The Telangana High Court has set aside a key policy circular that curtailed export incentive benefits, granting major relief to Adani Gangavaram Port Limited (AGPL).
Justice Nagesh Bheemapaka allowed a writ petition filed by AGPL and quashed the policy circular dated May 22, 2018, along with the consequential show cause notice dated October 20, 2023, the Order-in-Original dated April 16, 2024, and the Customs show cause notice dated June 21, 2024. The court also struck down all recovery proceedings initiated pursuant to these actions and directed authorities to refund ₹2.95 crore with applicable interest within four weeks.

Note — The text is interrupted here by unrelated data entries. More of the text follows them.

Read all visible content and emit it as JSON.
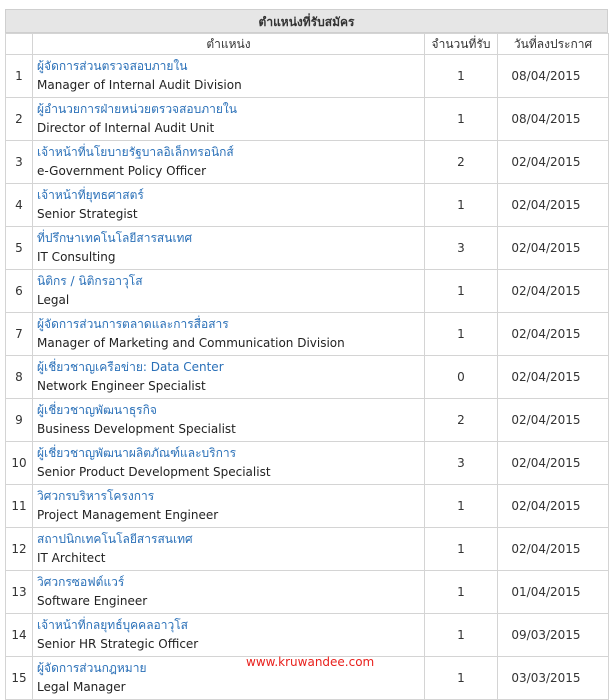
{
  "table": {
    "title": "ตำแหน่งที่รับสมัคร",
    "headers": {
      "position": "ตำแหน่ง",
      "count": "จำนวนที่รับ",
      "date": "วันที่ลงประกาศ"
    },
    "rows": [
      {
        "num": "1",
        "th": "ผู้จัดการส่วนตรวจสอบภายใน",
        "en": "Manager of Internal Audit Division",
        "count": "1",
        "date": "08/04/2015"
      },
      {
        "num": "2",
        "th": "ผู้อำนวยการฝ่ายหน่วยตรวจสอบภายใน",
        "en": "Director of Internal Audit Unit",
        "count": "1",
        "date": "08/04/2015"
      },
      {
        "num": "3",
        "th": "เจ้าหน้าที่นโยบายรัฐบาลอิเล็กทรอนิกส์",
        "en": "e-Government Policy Officer",
        "count": "2",
        "date": "02/04/2015"
      },
      {
        "num": "4",
        "th": "เจ้าหน้าที่ยุทธศาสตร์",
        "en": "Senior Strategist",
        "count": "1",
        "date": "02/04/2015"
      },
      {
        "num": "5",
        "th": "ที่ปรึกษาเทคโนโลยีสารสนเทศ",
        "en": "IT Consulting",
        "count": "3",
        "date": "02/04/2015"
      },
      {
        "num": "6",
        "th": "นิติกร / นิติกรอาวุโส",
        "en": "Legal",
        "count": "1",
        "date": "02/04/2015"
      },
      {
        "num": "7",
        "th": "ผู้จัดการส่วนการตลาดและการสื่อสาร",
        "en": "Manager of Marketing and Communication Division",
        "count": "1",
        "date": "02/04/2015"
      },
      {
        "num": "8",
        "th": "ผู้เชี่ยวชาญเครือข่าย: Data Center",
        "en": "Network Engineer Specialist",
        "count": "0",
        "date": "02/04/2015"
      },
      {
        "num": "9",
        "th": "ผู้เชี่ยวชาญพัฒนาธุรกิจ",
        "en": "Business Development Specialist",
        "count": "2",
        "date": "02/04/2015"
      },
      {
        "num": "10",
        "th": "ผู้เชี่ยวชาญพัฒนาผลิตภัณฑ์และบริการ",
        "en": "Senior Product Development Specialist",
        "count": "3",
        "date": "02/04/2015"
      },
      {
        "num": "11",
        "th": "วิศวกรบริหารโครงการ",
        "en": "Project Management Engineer",
        "count": "1",
        "date": "02/04/2015"
      },
      {
        "num": "12",
        "th": "สถาปนิกเทคโนโลยีสารสนเทศ",
        "en": "IT Architect",
        "count": "1",
        "date": "02/04/2015"
      },
      {
        "num": "13",
        "th": "วิศวกรซอฟต์แวร์",
        "en": "Software Engineer",
        "count": "1",
        "date": "01/04/2015"
      },
      {
        "num": "14",
        "th": "เจ้าหน้าที่กลยุทธ์บุคคลอาวุโส",
        "en": "Senior HR Strategic Officer",
        "count": "1",
        "date": "09/03/2015"
      },
      {
        "num": "15",
        "th": "ผู้จัดการส่วนกฎหมาย",
        "en": "Legal Manager",
        "count": "1",
        "date": "03/03/2015"
      }
    ]
  },
  "watermark": "www.kruwandee.com",
  "colors": {
    "link": "#2a70b8",
    "watermark": "#e8211d",
    "header_bg": "#e6e6e6"
  }
}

AGPL had been granted benefits under the Service Exports from India Scheme (SEIS) as part of the Foreign Trade Policy 2015–2020. The dispute arose after the Directorate General of Foreign Trade issued Circular No. 06/2018, restricting SEIS eligibility to “actual service providers” and excluding port operators from availing the incentive.
The High Court noted that the impugned circular had already been struck down by the Bombay High Court in Atlantic Shipping Pvt. Ltd. v. Union of India (March 9, 2021) and by the Karnataka High Court in ECL Puyvast (India) Pvt. Ltd. v. Union of India (April 25, 2024). In the absence of any stay by the Supreme Court, the bench held that authorities could not rely on a circular already declared ultra vires.

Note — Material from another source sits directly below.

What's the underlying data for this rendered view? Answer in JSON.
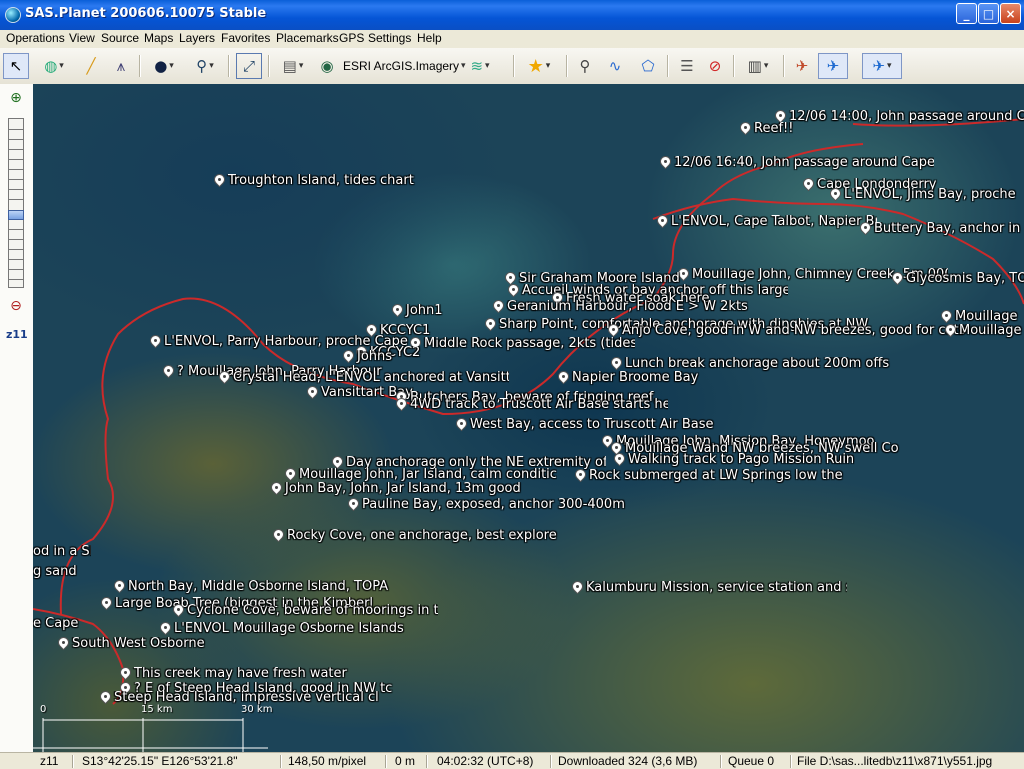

Rejecting the respondents’ contention that the petitioner had an alternative remedy, the court observed that writ jurisdiction is maintainable where action is founded on an instrument that has already been held invalid. It further ruled that the retrospective withdrawal of SEIS benefits—granted after due scrutiny—was arbitrary and violative of principles of natural justice, particularly since the impugned order had not been properly served.
Holding that authorities cannot continue proceedings based on a quashed policy, Justice Bheemapaka granted full relief to AGPL, reinforcing judicial scrutiny over retrospective curtailment of export incentives.